Elle a pour effet de rappeler brusquement le chef d’escadron à la vie; il se dirige rapidement vers le chapeau à plumes d’autruche et l’instant d’après, à la grande jubilation des jeunes nobles, il tire dans la salle, en la tenant par le bras, Rosina. Complètement ivre, elle vacille, les yeux fermés. À part le grand chapeau luxueux, tout de travers, elle ne porte sur son corps nu que de longs bas roses et un frac d’homme.

Un signe, la musique attaque avec fureur «Rititit. Rititit» et engloutit le cri guttural que Jaromir, le sourd-muet, a poussé contre son mur en voyant Rosina.

Nous voulons partir. Zwakh appelle la serveuse. Le tintamarre général couvre sa voix. Les scènes qui se déroulent sous mes yeux prennent des allures fantasmagoriques, comme un rêve d’opium.

Le chef d’escadron tenant Rosina à demi nue dans ses bras l’entraîne lentement au rythme de la danse. La foule leur a fait place, respectueusement.

Puis un murmure court sur les bancs: «Le Loisitschek, le Loisitschek», les cous se tendent, et au couple qui danse un second vient se joindre, encore plus extraordinaire. Un jouvenceau à l’aspect féminin, moulé dans un tricot rose, de longs cheveux blonds ruisselant jusqu’aux épaules, les joues et les lèvres fardées comme une catin, les yeux coquettement baissés, s’accroche avec une confusion languissante à la poitrine du comte Athenstädt.

Une valse suave coule de la harpe goutte à goutte. Un violent dégoût de la vie me prend à la gorge.

Angoissé, je cherche la porte du regard: le commissaire est toujours là, détourné pour ne rien voir et chuchote avec le gardien de la paix qui met quelque chose dans sa poche, quelque chose qui cliquette comme des menottes.

Tous deux cherchent du regard Loisa le grêlé, qui tente un instant de se cacher, puis s’immobilise debout, le visage blanc comme de la craie, paralysé par la terreur.

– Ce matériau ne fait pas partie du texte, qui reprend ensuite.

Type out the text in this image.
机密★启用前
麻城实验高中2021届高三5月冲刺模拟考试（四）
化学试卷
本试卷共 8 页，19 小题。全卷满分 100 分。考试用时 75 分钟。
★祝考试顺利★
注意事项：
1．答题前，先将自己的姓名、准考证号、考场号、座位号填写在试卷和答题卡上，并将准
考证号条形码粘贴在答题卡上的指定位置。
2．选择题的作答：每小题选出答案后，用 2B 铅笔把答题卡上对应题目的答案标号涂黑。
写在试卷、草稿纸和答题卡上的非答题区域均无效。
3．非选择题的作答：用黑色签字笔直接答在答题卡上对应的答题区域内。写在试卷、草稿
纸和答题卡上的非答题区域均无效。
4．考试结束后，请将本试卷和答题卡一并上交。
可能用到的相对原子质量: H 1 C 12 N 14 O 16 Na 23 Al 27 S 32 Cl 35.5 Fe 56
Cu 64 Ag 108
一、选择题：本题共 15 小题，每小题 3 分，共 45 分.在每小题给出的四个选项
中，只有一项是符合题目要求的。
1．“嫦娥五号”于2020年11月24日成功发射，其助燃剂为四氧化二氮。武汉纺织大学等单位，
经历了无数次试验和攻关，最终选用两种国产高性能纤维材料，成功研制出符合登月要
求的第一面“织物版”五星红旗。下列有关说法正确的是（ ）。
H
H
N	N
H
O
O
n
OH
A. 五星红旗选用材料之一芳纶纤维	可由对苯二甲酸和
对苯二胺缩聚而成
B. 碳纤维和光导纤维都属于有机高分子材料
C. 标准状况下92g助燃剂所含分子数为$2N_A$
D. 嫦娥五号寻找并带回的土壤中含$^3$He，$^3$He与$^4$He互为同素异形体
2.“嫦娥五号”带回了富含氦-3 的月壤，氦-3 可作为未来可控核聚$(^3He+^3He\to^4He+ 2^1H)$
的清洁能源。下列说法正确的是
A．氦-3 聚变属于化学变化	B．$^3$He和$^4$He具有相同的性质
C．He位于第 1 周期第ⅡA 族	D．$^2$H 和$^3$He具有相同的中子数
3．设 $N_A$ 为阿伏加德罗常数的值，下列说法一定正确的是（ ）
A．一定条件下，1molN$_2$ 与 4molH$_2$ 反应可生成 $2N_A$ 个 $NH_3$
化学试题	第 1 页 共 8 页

Une image traverse ma mémoire, puis s’évanouit aussitôt: celle de Prokop tel que je l’ai vu il y a une heure, penché aux aguets sur le caniveau. Et un cri de mort jaillissant de la terre.

Je veux appeler et ne le peux pas. Des doigts glacés s’enfoncent dans ma bouche et me retournent la langue contre les dents du bas, si bien qu’elle fait comme un tampon qui m’empêche de dire un mot. Je ne vois pas les doigts, je sais qu’ils sont invisibles et pourtant je sens leur contact, physique, tangible. Et une conviction se fait jour dans mon esprit: ils appartiennent à la main fantomatique qui m’a donné le livre «Ibbour», dans ma chambre de la ruelle du Coq.

– De l’eau, de l’eau! crie Zwakh à côté de moi. On me tient la tête, on m’éclaire les pupilles avec une chandelle.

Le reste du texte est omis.